In a post shared (not by the author of the post) in our ‘Emergency Services News | Community‘ a health care professional, speaking about her own experiences, said:
‘I’m going to try and keep this as snappy as possible, but this needs to be out there.
‘It is widely documented in the media that we need more PPE. However, the procurement of more PPE is fruitless unless the UK government adheres to the evidence based guidelines provided by WHO, so that the correct PPE is procured.
‘World Health Organisation (WHO) guidelines on the appropriate PPE for those looking after patients who are suspected or confirmed to have COVID-19 consists of:
‘A medical mask (FFP3 only required in aerosol generated procedures).
‘Eye protection (goggles or face shield).
‘At the beginning of the pandemic the UK government adhered to these guidelines. Then the shortage came. Now the UK government has turned away from WHO guidelines, WITHOUT providing any evidence to support this decision.
‘The below picture demonstrates what is now deemed acceptable in all areas apart from critical care settings: A mask. An apron. Gloves.
‘The UK government either needs to provide the clinical evidence to reassure us that this adequately protects us, or it needs to adhere to WHO guidelines.
‘We are scared to go to work, but we would never abandon our patients in their time of need, regardless of the risk.’
The above two accounts give a glimpse into the directions being given from top management.
But it also gives a very stark glimpse into the panic being felt by some healthcare professionals who feel like they are not being given the right PPE to protect themselves from COVID-19.
Assuming that the healthcare professional in the picture is going to be treating COVID-19 patients or is going to be coming within a 1-metre radius of a patient suspected of having COVID-19, then she does not have the correct PPE.

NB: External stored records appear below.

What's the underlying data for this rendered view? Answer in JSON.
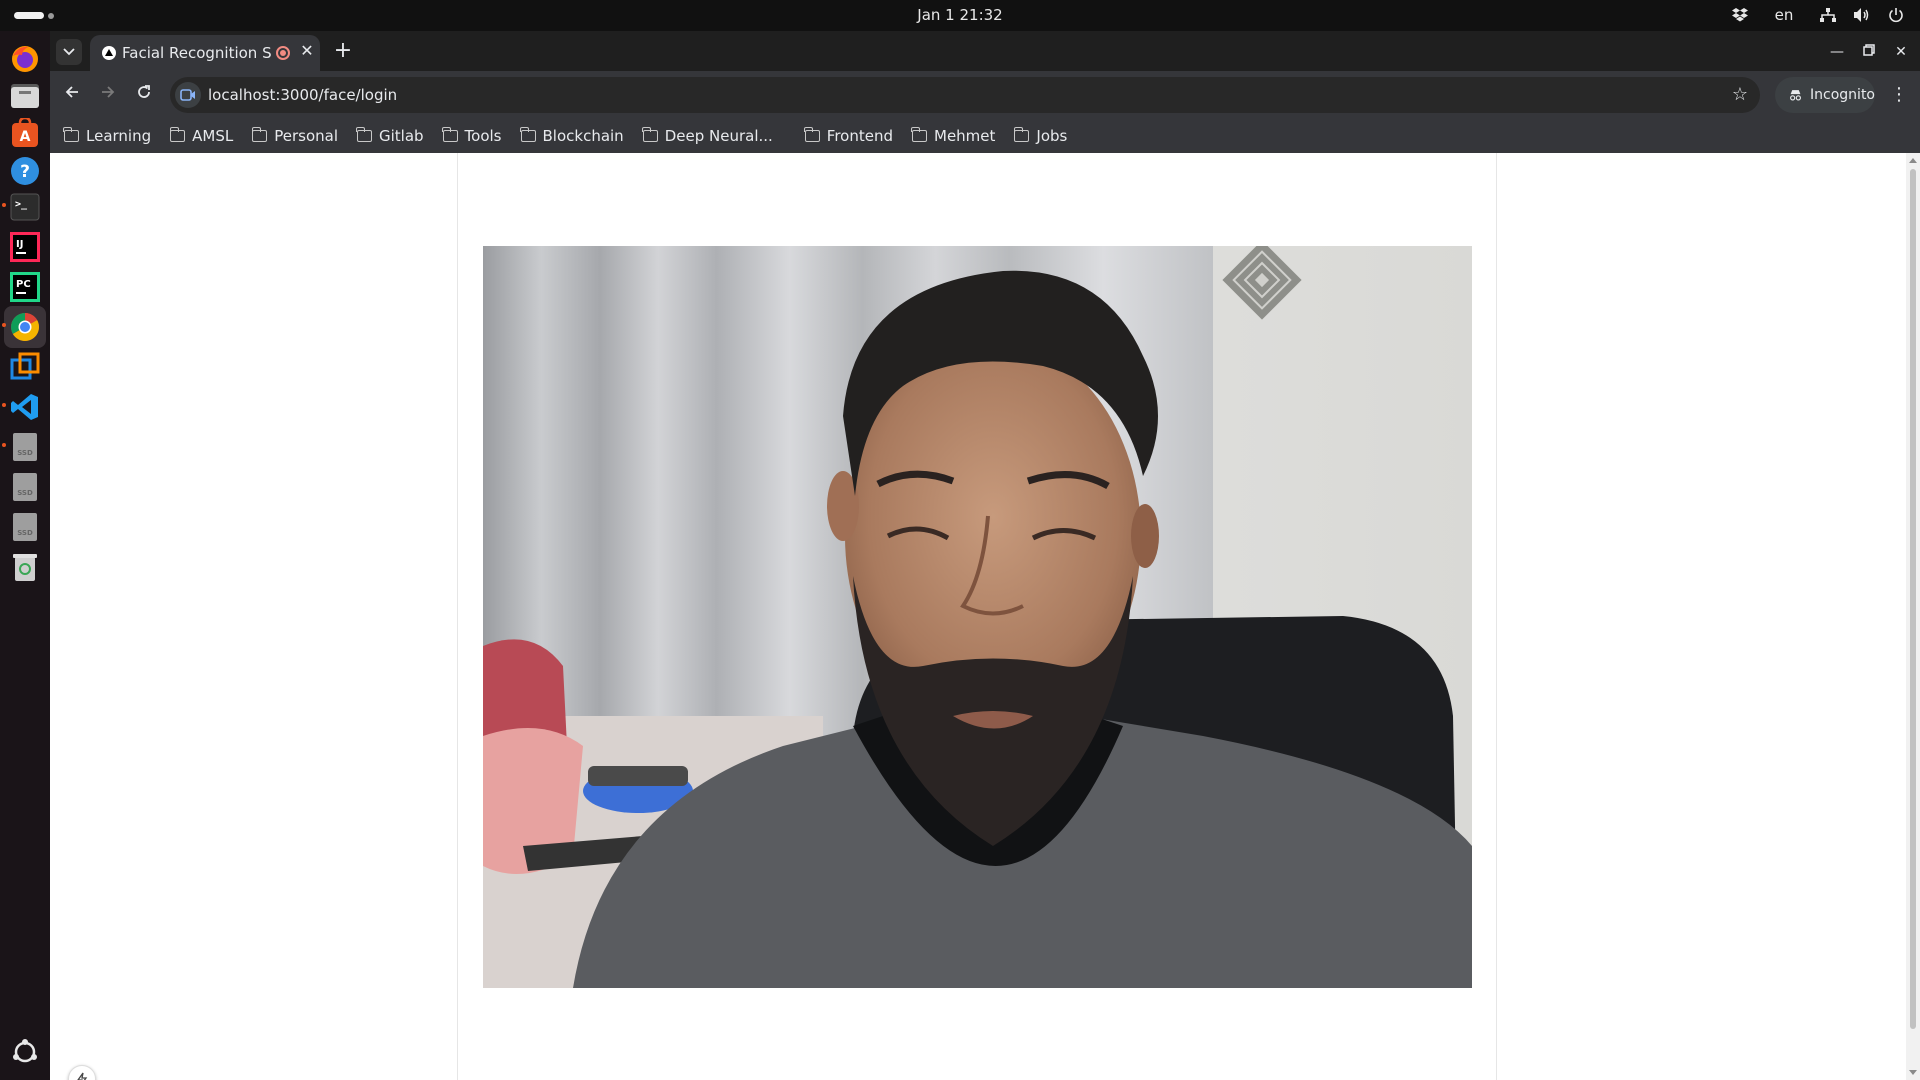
{
  "topbar": {
    "clock": "Jan 1  21:32",
    "lang": "en"
  },
  "dock": {
    "apps": [
      "firefox",
      "files",
      "software-center",
      "help",
      "terminal",
      "intellij",
      "pycharm",
      "chrome",
      "virtualbox",
      "vscode",
      "disk",
      "disk",
      "disk",
      "trash",
      "show-apps"
    ]
  },
  "browser": {
    "tab": {
      "title": "Facial Recognition Sys",
      "recording": true
    },
    "url": "localhost:3000/face/login",
    "incognito_label": "Incognito",
    "bookmarks": [
      "Learning",
      "AMSL",
      "Personal",
      "Gitlab",
      "Tools",
      "Blockchain",
      "Deep Neural...",
      "Frontend",
      "Mehmet",
      "Jobs"
    ]
  },
  "page": {
    "video_feed": "webcam"
  }
}
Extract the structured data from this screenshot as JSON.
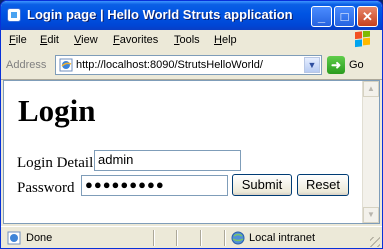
{
  "window": {
    "title": "Login page | Hello World Struts application",
    "controls": {
      "minimize": "_",
      "maximize": "□",
      "close": "✕"
    }
  },
  "menu": [
    "File",
    "Edit",
    "View",
    "Favorites",
    "Tools",
    "Help"
  ],
  "address": {
    "label": "Address",
    "url": "http://localhost:8090/StrutsHelloWorld/",
    "go_label": "Go"
  },
  "page": {
    "heading": "Login",
    "username_label": "Login Detail",
    "username_value": "admin",
    "password_label": "Password",
    "password_display": "●●●●●●●●●",
    "submit_label": "Submit",
    "reset_label": "Reset"
  },
  "status": {
    "text": "Done",
    "zone": "Local intranet"
  },
  "colors": {
    "titlebar": "#0054e3",
    "chrome": "#ece9d8",
    "close_button": "#c4401e",
    "go_button": "#2a9b1e"
  },
  "icons": {
    "app": "ie-page-icon",
    "windows_logo": "windows-flag-icon",
    "go": "go-arrow-icon",
    "status": "page-done-icon",
    "zone": "intranet-globe-icon"
  }
}
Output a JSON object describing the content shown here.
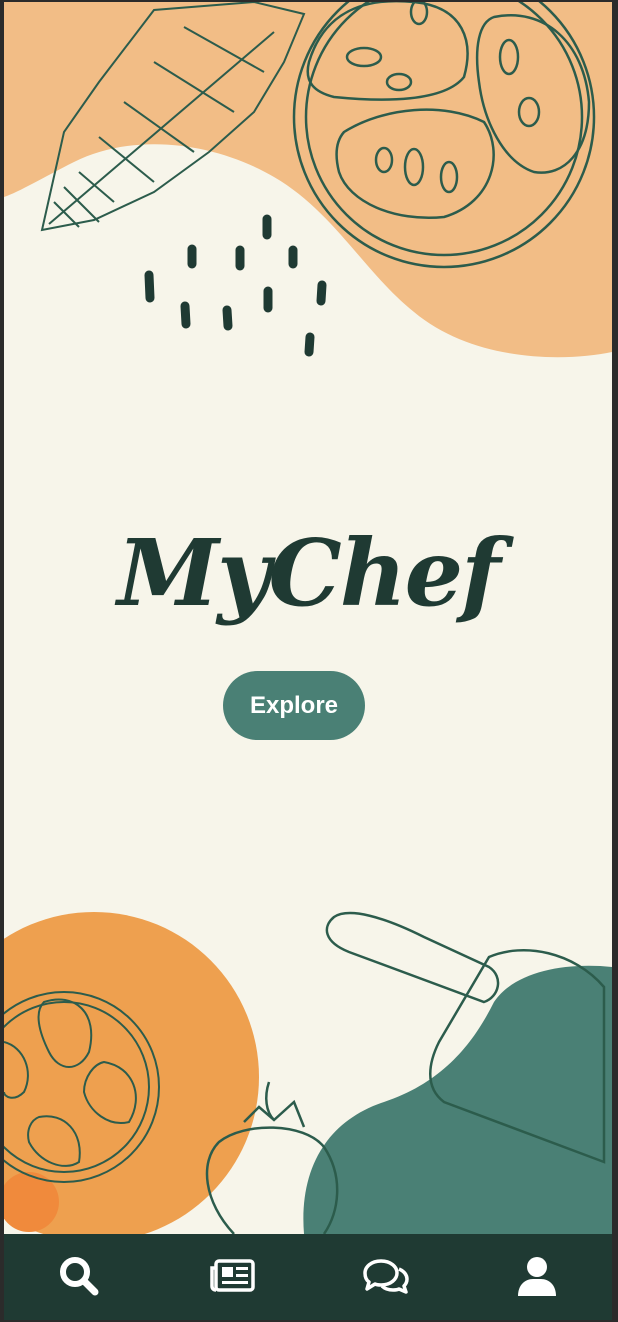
{
  "app": {
    "title": "MyChef"
  },
  "hero": {
    "explore_label": "Explore"
  },
  "tabbar": {
    "items": [
      {
        "icon": "search-icon"
      },
      {
        "icon": "newspaper-icon"
      },
      {
        "icon": "chat-icon"
      },
      {
        "icon": "user-icon"
      }
    ]
  },
  "colors": {
    "background": "#f7f5ea",
    "brand_text": "#1f3a33",
    "button": "#4a8075",
    "tabbar": "#1f3a33",
    "peach": "#f2bd86",
    "orange": "#eea04f",
    "green": "#4a8075"
  }
}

But if members of the public are keeping to a 2-metre rule, then that would suggest that medical staff going inside the ‘1 metre’ radius should have ‘High-risk PPE’.
But from what we have seen and heard, then this is clearly not happening.

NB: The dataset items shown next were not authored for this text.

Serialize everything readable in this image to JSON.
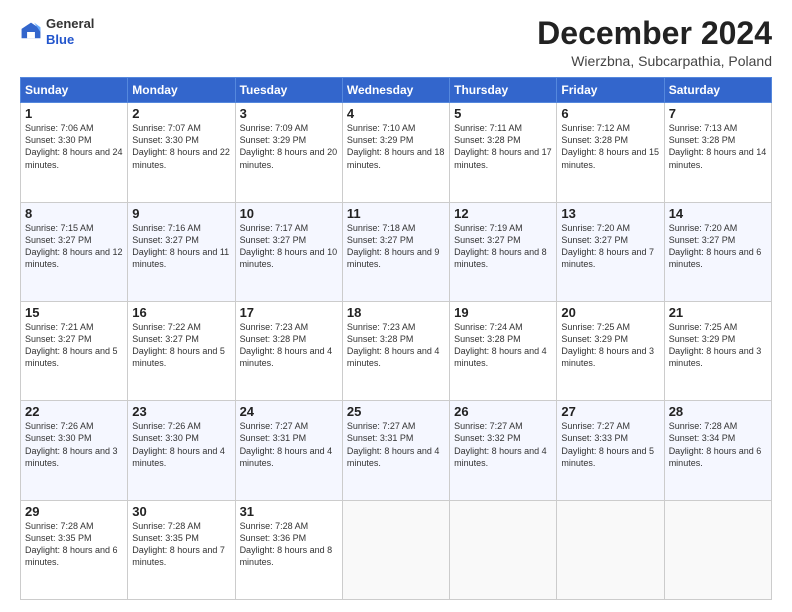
{
  "header": {
    "logo": {
      "line1": "General",
      "line2": "Blue"
    },
    "title": "December 2024",
    "location": "Wierzbna, Subcarpathia, Poland"
  },
  "days_of_week": [
    "Sunday",
    "Monday",
    "Tuesday",
    "Wednesday",
    "Thursday",
    "Friday",
    "Saturday"
  ],
  "weeks": [
    [
      {
        "day": "1",
        "sunrise": "Sunrise: 7:06 AM",
        "sunset": "Sunset: 3:30 PM",
        "daylight": "Daylight: 8 hours and 24 minutes."
      },
      {
        "day": "2",
        "sunrise": "Sunrise: 7:07 AM",
        "sunset": "Sunset: 3:30 PM",
        "daylight": "Daylight: 8 hours and 22 minutes."
      },
      {
        "day": "3",
        "sunrise": "Sunrise: 7:09 AM",
        "sunset": "Sunset: 3:29 PM",
        "daylight": "Daylight: 8 hours and 20 minutes."
      },
      {
        "day": "4",
        "sunrise": "Sunrise: 7:10 AM",
        "sunset": "Sunset: 3:29 PM",
        "daylight": "Daylight: 8 hours and 18 minutes."
      },
      {
        "day": "5",
        "sunrise": "Sunrise: 7:11 AM",
        "sunset": "Sunset: 3:28 PM",
        "daylight": "Daylight: 8 hours and 17 minutes."
      },
      {
        "day": "6",
        "sunrise": "Sunrise: 7:12 AM",
        "sunset": "Sunset: 3:28 PM",
        "daylight": "Daylight: 8 hours and 15 minutes."
      },
      {
        "day": "7",
        "sunrise": "Sunrise: 7:13 AM",
        "sunset": "Sunset: 3:28 PM",
        "daylight": "Daylight: 8 hours and 14 minutes."
      }
    ],
    [
      {
        "day": "8",
        "sunrise": "Sunrise: 7:15 AM",
        "sunset": "Sunset: 3:27 PM",
        "daylight": "Daylight: 8 hours and 12 minutes."
      },
      {
        "day": "9",
        "sunrise": "Sunrise: 7:16 AM",
        "sunset": "Sunset: 3:27 PM",
        "daylight": "Daylight: 8 hours and 11 minutes."
      },
      {
        "day": "10",
        "sunrise": "Sunrise: 7:17 AM",
        "sunset": "Sunset: 3:27 PM",
        "daylight": "Daylight: 8 hours and 10 minutes."
      },
      {
        "day": "11",
        "sunrise": "Sunrise: 7:18 AM",
        "sunset": "Sunset: 3:27 PM",
        "daylight": "Daylight: 8 hours and 9 minutes."
      },
      {
        "day": "12",
        "sunrise": "Sunrise: 7:19 AM",
        "sunset": "Sunset: 3:27 PM",
        "daylight": "Daylight: 8 hours and 8 minutes."
      },
      {
        "day": "13",
        "sunrise": "Sunrise: 7:20 AM",
        "sunset": "Sunset: 3:27 PM",
        "daylight": "Daylight: 8 hours and 7 minutes."
      },
      {
        "day": "14",
        "sunrise": "Sunrise: 7:20 AM",
        "sunset": "Sunset: 3:27 PM",
        "daylight": "Daylight: 8 hours and 6 minutes."
      }
    ],
    [
      {
        "day": "15",
        "sunrise": "Sunrise: 7:21 AM",
        "sunset": "Sunset: 3:27 PM",
        "daylight": "Daylight: 8 hours and 5 minutes."
      },
      {
        "day": "16",
        "sunrise": "Sunrise: 7:22 AM",
        "sunset": "Sunset: 3:27 PM",
        "daylight": "Daylight: 8 hours and 5 minutes."
      },
      {
        "day": "17",
        "sunrise": "Sunrise: 7:23 AM",
        "sunset": "Sunset: 3:28 PM",
        "daylight": "Daylight: 8 hours and 4 minutes."
      },
      {
        "day": "18",
        "sunrise": "Sunrise: 7:23 AM",
        "sunset": "Sunset: 3:28 PM",
        "daylight": "Daylight: 8 hours and 4 minutes."
      },
      {
        "day": "19",
        "sunrise": "Sunrise: 7:24 AM",
        "sunset": "Sunset: 3:28 PM",
        "daylight": "Daylight: 8 hours and 4 minutes."
      },
      {
        "day": "20",
        "sunrise": "Sunrise: 7:25 AM",
        "sunset": "Sunset: 3:29 PM",
        "daylight": "Daylight: 8 hours and 3 minutes."
      },
      {
        "day": "21",
        "sunrise": "Sunrise: 7:25 AM",
        "sunset": "Sunset: 3:29 PM",
        "daylight": "Daylight: 8 hours and 3 minutes."
      }
    ],
    [
      {
        "day": "22",
        "sunrise": "Sunrise: 7:26 AM",
        "sunset": "Sunset: 3:30 PM",
        "daylight": "Daylight: 8 hours and 3 minutes."
      },
      {
        "day": "23",
        "sunrise": "Sunrise: 7:26 AM",
        "sunset": "Sunset: 3:30 PM",
        "daylight": "Daylight: 8 hours and 4 minutes."
      },
      {
        "day": "24",
        "sunrise": "Sunrise: 7:27 AM",
        "sunset": "Sunset: 3:31 PM",
        "daylight": "Daylight: 8 hours and 4 minutes."
      },
      {
        "day": "25",
        "sunrise": "Sunrise: 7:27 AM",
        "sunset": "Sunset: 3:31 PM",
        "daylight": "Daylight: 8 hours and 4 minutes."
      },
      {
        "day": "26",
        "sunrise": "Sunrise: 7:27 AM",
        "sunset": "Sunset: 3:32 PM",
        "daylight": "Daylight: 8 hours and 4 minutes."
      },
      {
        "day": "27",
        "sunrise": "Sunrise: 7:27 AM",
        "sunset": "Sunset: 3:33 PM",
        "daylight": "Daylight: 8 hours and 5 minutes."
      },
      {
        "day": "28",
        "sunrise": "Sunrise: 7:28 AM",
        "sunset": "Sunset: 3:34 PM",
        "daylight": "Daylight: 8 hours and 6 minutes."
      }
    ],
    [
      {
        "day": "29",
        "sunrise": "Sunrise: 7:28 AM",
        "sunset": "Sunset: 3:35 PM",
        "daylight": "Daylight: 8 hours and 6 minutes."
      },
      {
        "day": "30",
        "sunrise": "Sunrise: 7:28 AM",
        "sunset": "Sunset: 3:35 PM",
        "daylight": "Daylight: 8 hours and 7 minutes."
      },
      {
        "day": "31",
        "sunrise": "Sunrise: 7:28 AM",
        "sunset": "Sunset: 3:36 PM",
        "daylight": "Daylight: 8 hours and 8 minutes."
      },
      null,
      null,
      null,
      null
    ]
  ]
}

And what about frontline ambulance crews? They are not all being given the ‘high-risk PPE’, and yet, without a doubt, they WILL be treating patients who have got COVID-19 — even if the patients do not know that they have it.
Surely emergency ambulance crews should be given ‘high-risk’ PPE which should be worn at the discretion of the crews? And surely the same should apply to the other sections of the emergency services?